Из Орана, куда ездил отстаивать свой талант комика, Симон Беньямен вернулся несолоно хлебавши. Вычитав в газете о проводимом наборе юмористов, он решил, что ему представился шанс всей жизни. Засунув объявление в карман, он прифрантился, сел в первый же автобус и отправился навстречу славе. По его губам, свесившимся на подбородок, мы поняли, что все прошло совсем не так, как ему хотелось.

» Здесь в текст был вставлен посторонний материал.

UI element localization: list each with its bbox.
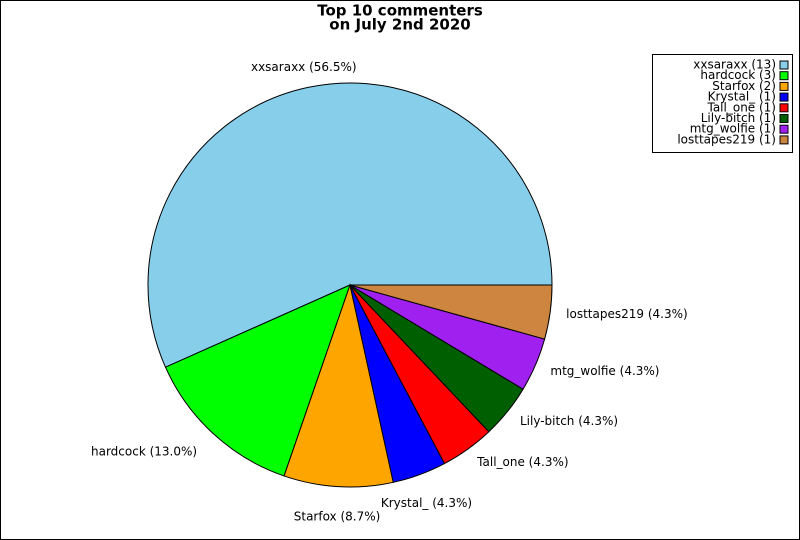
- legend-swatch: [779, 135, 789, 145]
- legend-label: xxsaraxx (13): [693, 58, 776, 72]
- slice-label: Starfox (8.7%): [294, 509, 381, 523]
- pie-slice: [147, 82, 553, 368]
- legend-label: Krystal_ (1): [708, 90, 776, 104]
- pie-slice: [349, 284, 553, 340]
- legend-label: losttapes219 (1): [677, 132, 776, 146]
- legend-label: Lily-bitch (1): [701, 111, 776, 125]
- slice-label: mtg_wolfie (4.3%): [550, 364, 659, 378]
- chart-title: Top 10 commenters: [317, 2, 483, 20]
- slice-label: losttapes219 (4.3%): [566, 307, 688, 321]
- legend-swatch: [779, 81, 789, 91]
- legend-swatch: [779, 103, 789, 113]
- slice-label: xxsaraxx (56.5%): [251, 60, 357, 74]
- legend-swatch: [779, 71, 789, 81]
- legend-label: Tall_one (1): [706, 100, 776, 114]
- legend-swatch: [779, 124, 789, 134]
- legend-swatch: [779, 114, 789, 123]
- legend-swatch: [779, 60, 789, 70]
- slice-label: Lily-bitch (4.3%): [520, 414, 618, 428]
- legend-label: Starfox (2): [712, 79, 776, 93]
- slice-label: Tall_one (4.3%): [476, 455, 568, 469]
- slice-label: hardcock (13.0%): [91, 444, 197, 458]
- slice-label: Krystal_ (4.3%): [381, 496, 472, 510]
- legend-swatch: [779, 92, 789, 102]
- pie-slice: [164, 284, 351, 477]
- pie-slice: [283, 283, 394, 488]
- chart-subtitle: on July 2nd 2020: [329, 16, 470, 34]
- legend-label: hardcock (3): [700, 68, 776, 82]
- legend-label: mtg_wolfie (1): [690, 122, 776, 136]
- legend-box: [652, 54, 793, 153]
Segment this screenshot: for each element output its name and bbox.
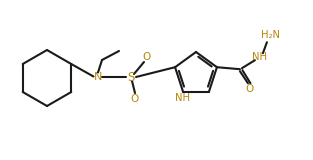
Text: H₂N: H₂N [261, 30, 280, 40]
Text: O: O [131, 94, 139, 104]
Text: N: N [94, 72, 102, 82]
Text: NH: NH [175, 93, 190, 103]
Text: O: O [143, 52, 151, 62]
Text: O: O [246, 84, 254, 94]
Text: NH: NH [252, 52, 267, 62]
Text: S: S [127, 71, 135, 84]
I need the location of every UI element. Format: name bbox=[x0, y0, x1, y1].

– Ну как? – бросил ему Фабрис.

В мерзейшем расположении духа Симон рухнул на плетеный ивовый стул и сцепил на животе руки.

– Что случилось?

– Ничего, – отрезал он. – Ничего не случилось. Они не оставили мне ни единого шанса, козлы… Я с самого начала чувствовал, что это мой день. Перед тем как выпустить на сцену, меня четыре часа мариновали за кулисами. Первый сюрприз заключался в том, что зал был удивительно пуст. В первом ряду сидел лишь какой-то старый недоумок, а рядом с ним – высохшая карга в круглых очочках, похожая на сову. Прямо мне в рожу бил мощный прожектор. Ощущение было такое, будто я на допросе. «Давайте, месье Беньямен», – бросил мне старый недоумок. Клянусь, в тот момент я подумал, что ко мне из могилы обратился предок. Он был холоден и невозмутим, его бы не взволновал даже гроб с покойником. Я едва произнес пару фраз, как он меня перебил. «Месье Беньямен, вы знаете, в чем заключается разница между клоуном и паяцем? – молвил он, будто выплюнул. – Ну хорошо, я вам скажу. Над клоуном смеются потому, что он забавный и патетичный, а над паяцем – потому, что он нелепый». С этими словами он махнул, приглашая следующего.